On the 2nd, his 3rd and 5th Corp had recieved the same treatment. He had lost his 3rd Corp commander and most of the 3rd Corp artillery and structure.
And on the 3rd, his 2nd Corp had recieved just as bad a treatment. He also here lost the use of his 2nd Corp commander.
I believe that this accounts for 5 of his 7 Corps if I am not mistaken. And add to this was all while he was in a fairly strong defensive position, where his numbers played to Meade's advantage.
I think that the loss of John Reynolds, John Hancock and Maybe Dan Sickels was the greatest blow to Meades confidence than anything thing else. Only his old 5th Corp, under I beleive Warren, would he have had much confidence in.
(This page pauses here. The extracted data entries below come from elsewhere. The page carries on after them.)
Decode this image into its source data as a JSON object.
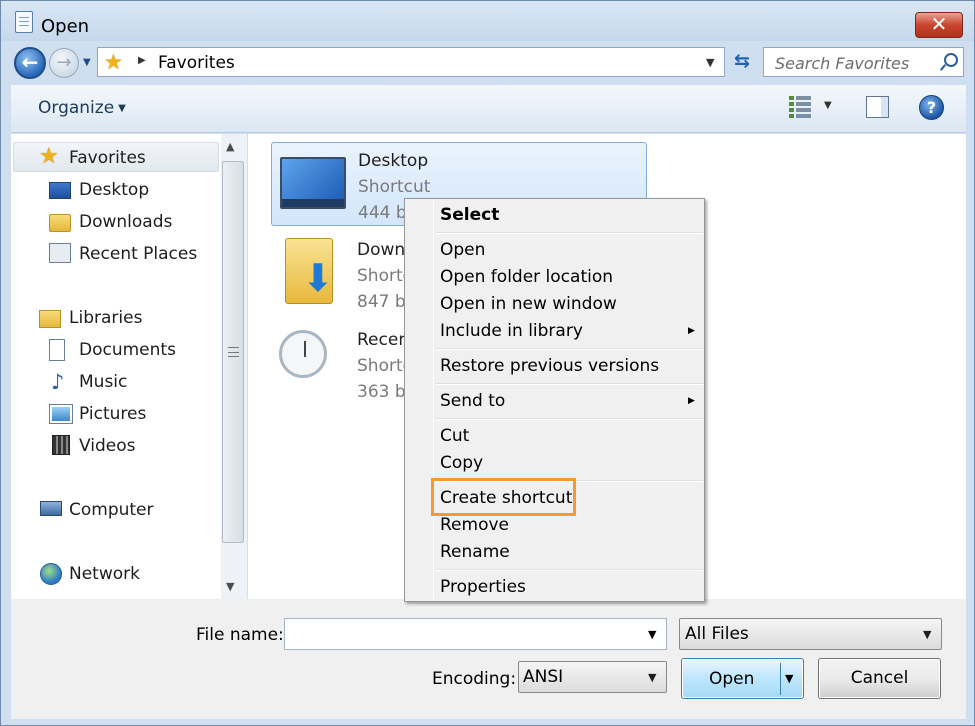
{
  "window": {
    "title": "Open",
    "close_glyph": "✕"
  },
  "nav": {
    "back_glyph": "←",
    "forward_glyph": "→",
    "refresh_glyph": "⇆"
  },
  "address": {
    "location": "Favorites"
  },
  "search": {
    "placeholder": "Search Favorites"
  },
  "toolbar": {
    "organize_label": "Organize",
    "help_glyph": "?"
  },
  "sidebar": {
    "favorites": "Favorites",
    "desktop": "Desktop",
    "downloads": "Downloads",
    "recent_places": "Recent Places",
    "libraries": "Libraries",
    "documents": "Documents",
    "music": "Music",
    "pictures": "Pictures",
    "videos": "Videos",
    "computer": "Computer",
    "network": "Network"
  },
  "files": [
    {
      "name": "Desktop",
      "type": "Shortcut",
      "size": "444 b",
      "icon": "desktop-shortcut-icon",
      "selected": true
    },
    {
      "name": "Down",
      "type": "Shorte",
      "size": "847 b",
      "icon": "downloads-folder-icon",
      "selected": false
    },
    {
      "name": "Recen",
      "type": "Shorte",
      "size": "363 b",
      "icon": "recent-places-icon",
      "selected": false
    }
  ],
  "context_menu": {
    "select": "Select",
    "open": "Open",
    "open_folder_location": "Open folder location",
    "open_new_window": "Open in new window",
    "include_library": "Include in library",
    "restore_versions": "Restore previous versions",
    "send_to": "Send to",
    "cut": "Cut",
    "copy": "Copy",
    "create_shortcut": "Create shortcut",
    "remove": "Remove",
    "rename": "Rename",
    "properties": "Properties",
    "highlight_color": "#f39a36"
  },
  "footer": {
    "file_name_label": "File name:",
    "file_name_value": "",
    "filter_value": "All Files",
    "encoding_label": "Encoding:",
    "encoding_value": "ANSI",
    "open_label": "Open",
    "cancel_label": "Cancel"
  }
}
Meade had just taken command of this army a few days before this battle and was using Hookers staff which in effect had failed Hooker at Chancellorsville. He was unsure of his commanders before the Battle let alone afterward when he had lost so many. Would it have been wise to have pursued the army which had just inflicted this on your army? When Lee could have reversed the tables on Meade and established the defensive position. In fact Lee did do this at Falling Waters, while trying to recross a flooding Potomac River.
Meade's position is understandable in not following Lee. It was Lincoln who was being less than realistic in ordering Meade to pursue Lee. Mear numbers do not make an army if you can not effectively control and use those numbers.